Tangerang, Sorottoday.id — Bupati Tangerang Moch. Maesyal Rasyid menerima kunjungan kerja Komisi VII DPR RI di Kawasan Industri Cikupa Mas, Kecamatan Cikupa, Kabupaten Tangerang, Rabu (26/8/2026).
Kunjungan tersebut dilakukan untuk melihat langsung aktivitas kawasan industri sekaligus menyerap masukan dari pelaku usaha dan pemerintah daerah terkait pengelolaan kawasan industri.
Maesyal mengatakan, Komisi VII DPR RI ingin mendengar berbagai aspirasi mengenai hubungan antara perusahaan, pemerintah daerah, dan masyarakat di sekitar kawasan industri. Masukan tersebut nantinya diharapkan menjadi bahan dalam penyusunan regulasi terkait kawasan industri.
“Komisi VII ingin mendengarkan langsung terkait keberadaan aktivitas kawasan industri yang ada di Kawasan Industri Cikupa Mas. Selain itu, untuk menampung usulan-usulan dari pengusaha maupun pemerintah daerah kabupaten dan provinsi dalam rangka membuat regulasi terkait industri supaya memberikan kenyamanan,” ujar Maesyal.
Menurutnya, kunjungan tersebut diharapkan dapat memberikan masukan untuk penyempurnaan RUU tentang Kawasan Industri.

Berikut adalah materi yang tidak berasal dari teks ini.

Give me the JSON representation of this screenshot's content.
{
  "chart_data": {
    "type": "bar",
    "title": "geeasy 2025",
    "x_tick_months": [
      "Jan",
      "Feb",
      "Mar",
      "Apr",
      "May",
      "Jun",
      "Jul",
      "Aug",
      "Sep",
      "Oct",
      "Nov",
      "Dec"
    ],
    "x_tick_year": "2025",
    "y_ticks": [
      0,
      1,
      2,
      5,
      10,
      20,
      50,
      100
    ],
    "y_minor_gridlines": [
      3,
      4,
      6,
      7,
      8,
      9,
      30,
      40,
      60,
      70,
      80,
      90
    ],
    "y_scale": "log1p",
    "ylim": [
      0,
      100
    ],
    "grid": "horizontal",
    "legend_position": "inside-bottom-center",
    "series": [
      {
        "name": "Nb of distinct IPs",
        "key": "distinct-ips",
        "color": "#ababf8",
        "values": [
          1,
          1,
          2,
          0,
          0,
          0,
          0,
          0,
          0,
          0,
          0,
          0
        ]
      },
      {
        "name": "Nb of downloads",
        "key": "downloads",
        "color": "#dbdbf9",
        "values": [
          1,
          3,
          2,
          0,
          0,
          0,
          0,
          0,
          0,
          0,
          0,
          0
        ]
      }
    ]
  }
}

Regulasi yang disusun diharapkan mampu memperkuat sinergi antara pemerintah pusat, pemerintah daerah, dunia usaha, dan masyarakat.
Selain regulasi kawasan industri, salah satu hal yang menjadi perhatian Pemkab Tangerang adalah optimalisasi program tanggung jawab sosial perusahaan atau Corporate Social Responsibility (CSR).
Maesyal menilai, program CSR perusahaan perlu diarahkan agar lebih produktif dan sesuai dengan kebutuhan masyarakat di sekitar kawasan industri. Karena itu, perusahaan diharapkan berkoordinasi dan melaporkan program CSR yang dijalankan kepada pemerintah daerah.
“Bukan kurang. Masih banyak yang tidak melaporkan kepada kita, ada program apa saja. Harusnya mereka melaporkan kepada kita program yang mereka jalankan, salah satunya CSR,” katanya.
Ia menambahkan, Pemkab Tangerang dapat memperkuat peran forum CSR sebagai wadah koordinasi antara perusahaan, pemerintah daerah, dan masyarakat. Dengan koordinasi yang baik, program CSR dapat terdata, disesuaikan dengan kebutuhan masyarakat, dan memberikan manfaat yang lebih optimal.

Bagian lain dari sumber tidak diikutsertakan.